First Chrome OS Laptop Has No Caps Lock Key
Google officially unveiled the first laptop that will run the company's ultra lightweight operating system, Chrome OS, and it looks sleek. But it's still missing one thing that every other computer has: a Caps Lock key.
"We expect this will improve the quality of comments across the Web," a Google rep said.
Google is making a bit of a statement about the nature of Internet commenters, who are overly prone to "shout" in comments by leaving Caps Lock on.
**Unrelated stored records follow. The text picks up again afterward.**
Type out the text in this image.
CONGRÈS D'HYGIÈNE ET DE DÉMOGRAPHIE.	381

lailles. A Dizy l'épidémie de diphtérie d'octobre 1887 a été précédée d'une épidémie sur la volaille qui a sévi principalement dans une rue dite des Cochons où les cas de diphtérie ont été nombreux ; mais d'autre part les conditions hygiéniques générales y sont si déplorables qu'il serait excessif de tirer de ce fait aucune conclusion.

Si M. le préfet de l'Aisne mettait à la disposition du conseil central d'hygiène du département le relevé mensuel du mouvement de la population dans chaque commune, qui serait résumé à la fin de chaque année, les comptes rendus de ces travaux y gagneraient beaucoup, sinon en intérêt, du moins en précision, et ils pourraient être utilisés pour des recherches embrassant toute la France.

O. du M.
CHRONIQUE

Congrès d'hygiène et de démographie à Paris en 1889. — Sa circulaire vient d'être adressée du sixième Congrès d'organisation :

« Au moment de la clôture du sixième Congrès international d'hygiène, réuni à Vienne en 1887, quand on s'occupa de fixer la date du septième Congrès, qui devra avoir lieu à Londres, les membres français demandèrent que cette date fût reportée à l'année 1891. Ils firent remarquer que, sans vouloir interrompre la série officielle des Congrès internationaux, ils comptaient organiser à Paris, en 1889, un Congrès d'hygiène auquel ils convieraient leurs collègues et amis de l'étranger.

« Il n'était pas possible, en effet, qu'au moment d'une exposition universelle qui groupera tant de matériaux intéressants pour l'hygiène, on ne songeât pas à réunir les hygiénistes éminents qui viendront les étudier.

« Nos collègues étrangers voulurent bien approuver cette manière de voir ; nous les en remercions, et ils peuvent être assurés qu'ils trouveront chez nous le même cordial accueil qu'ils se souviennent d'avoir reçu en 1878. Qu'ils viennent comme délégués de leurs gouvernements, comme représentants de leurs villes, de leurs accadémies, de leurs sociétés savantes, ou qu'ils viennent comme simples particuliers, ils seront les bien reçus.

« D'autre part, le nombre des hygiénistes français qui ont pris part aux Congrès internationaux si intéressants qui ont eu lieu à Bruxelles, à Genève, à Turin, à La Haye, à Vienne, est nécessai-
Google hopes that by eliminating the Caps Lock key, users will be more judicious about when they use all-caps because they'll have to hold down the Shift key when they type.
For those who simply can't live without a Caps Lock, Google has said it will still be possible to toggle the "Search" key (which replaced Caps Lock) to function as a Caps Lock.
The Chrome OS laptop itself, dubbed the Cr-48, is actually a very attractive device. It's intended mostly to be used by developers and testers, so it won't be getting a public release. That means it can remain sleek and black with no branding to mar it.
The complete specs list hasn't been released, but what we know so far is encouraging. The Cr-48 will include a 12-inch screen, oversized clickpad, 3G, WiFi, a Webcam, Flash storage and 8 hours of "active battery life. Google says it has enough power to last 7 days on standby mode.
Google has reportedly ordered 60,000 Cr-48 laptops to give to testers over the coming months. While it won't be for sale, Acer and Samsung have both said they will produce retail Chrome OS laptops in mid-2011.